La Directora observó a un niño que no podía levantar la mirada de sus zapatos, estaba ocultando su descubrimiento, un placer intenso y despiadado.
—¿Qué tal la palabra aire?
Walberto la buscó.
—Aire: Sustancia nutritiva provista por la generosa Providencia para el engorde de los pobres.
—¡Oh! –boqueó la Directora.
—¿Lo ve? ¿Lo ve? Pídale que le diga otra palabra. Otra palabra.
A la Directora no se le ocurría ninguna palabra, por lo cual la maestra tuvo que intervenir.
—Hipócrita. Busque la palabra hipócrita.
—Hipócrita: El que, profesando virtudes que no respeta, se asegura las ventajas de simular ser lo que desprecia.
La Directora abrió la boca levemente. Estaba de acuerdo con esa afirmación y al mismo tiempo le fue aborrecible. La maestra se cruzó de brazos.
—Busque la palabra arrepentimiento.
—Arrepentimiento: Fiel interlocutor y seguidor del castigo. Habitualmente se manifiesta en una forma de la conducta compatible con la continuidad del pecado.

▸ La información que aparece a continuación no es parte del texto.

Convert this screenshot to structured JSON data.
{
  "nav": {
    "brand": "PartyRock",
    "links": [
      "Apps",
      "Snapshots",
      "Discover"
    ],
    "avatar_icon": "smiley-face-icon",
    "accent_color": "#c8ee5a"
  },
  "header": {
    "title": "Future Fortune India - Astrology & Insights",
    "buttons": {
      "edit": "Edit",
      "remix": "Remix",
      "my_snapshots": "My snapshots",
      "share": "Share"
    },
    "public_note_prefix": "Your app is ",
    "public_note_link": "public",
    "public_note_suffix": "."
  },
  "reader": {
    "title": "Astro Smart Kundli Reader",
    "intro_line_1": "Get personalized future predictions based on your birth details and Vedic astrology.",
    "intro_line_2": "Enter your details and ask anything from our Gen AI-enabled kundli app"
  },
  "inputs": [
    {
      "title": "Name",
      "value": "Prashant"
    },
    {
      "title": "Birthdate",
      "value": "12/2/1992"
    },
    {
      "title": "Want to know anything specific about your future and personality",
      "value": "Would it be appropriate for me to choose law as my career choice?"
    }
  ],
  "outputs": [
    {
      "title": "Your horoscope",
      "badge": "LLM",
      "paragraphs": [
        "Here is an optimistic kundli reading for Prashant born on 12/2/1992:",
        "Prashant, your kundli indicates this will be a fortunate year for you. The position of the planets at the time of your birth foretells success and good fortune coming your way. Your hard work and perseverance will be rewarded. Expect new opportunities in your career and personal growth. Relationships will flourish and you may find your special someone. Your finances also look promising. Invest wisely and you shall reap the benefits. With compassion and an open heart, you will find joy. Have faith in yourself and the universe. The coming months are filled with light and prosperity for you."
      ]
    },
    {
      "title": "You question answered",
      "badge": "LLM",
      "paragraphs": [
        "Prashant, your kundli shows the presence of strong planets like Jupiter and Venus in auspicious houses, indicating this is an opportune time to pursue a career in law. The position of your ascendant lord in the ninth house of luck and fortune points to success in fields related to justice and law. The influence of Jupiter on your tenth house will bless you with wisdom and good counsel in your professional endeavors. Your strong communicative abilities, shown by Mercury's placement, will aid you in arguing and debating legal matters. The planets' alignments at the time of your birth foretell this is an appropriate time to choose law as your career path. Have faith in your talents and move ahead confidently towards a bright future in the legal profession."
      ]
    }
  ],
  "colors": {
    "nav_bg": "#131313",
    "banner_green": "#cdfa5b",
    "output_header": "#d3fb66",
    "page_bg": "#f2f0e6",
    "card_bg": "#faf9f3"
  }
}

—¡Ahí está! –gritó la maestra– ¡Es un cínico!En esto arrebataron el libro de las manos de Walberto, pero no poseía ningún tipo de información sobre su naturaleza. Ninguna supo que se trataba de un libro raro en su especie, titulado El diccionario del Diablo, escrito por un norteamericano llamado Ambrose Gwinnett Bierce, periodista satírico y misántropo, cuya fecha de muerte aún se desconoce. En su primer intento, el libro había sido titulado The Cynic’s Word Book (El vocabulario del cínico), pero más tarde se titularía El diccionario del Diablo. Entregaron el libro a Walberto y entre la maestra y la directora se dio un ferviente debate alrededor del castigo que ameritaba su comportamiento, cosa que no oyó Walberto por buscar en el diccionario una palabra que nunca había escuchado mencionar:
Cínico: Canalla cuya visión defectuosa hace ver las cosas como son, no como deberían ser. De ahí surgió la costumbre que reinó entre los escitas de arrancar los ojos a los cínicos para mejorarles la visión.
—Queda suspendido por una semana –dictó por fin la directora.
Walberto suspiró, agradeció, hizo una reverencia y se marchó. ¿Qué era una semana, en comparación con que le sacaran los ojos?
De La silla cruza las piernas, 2016.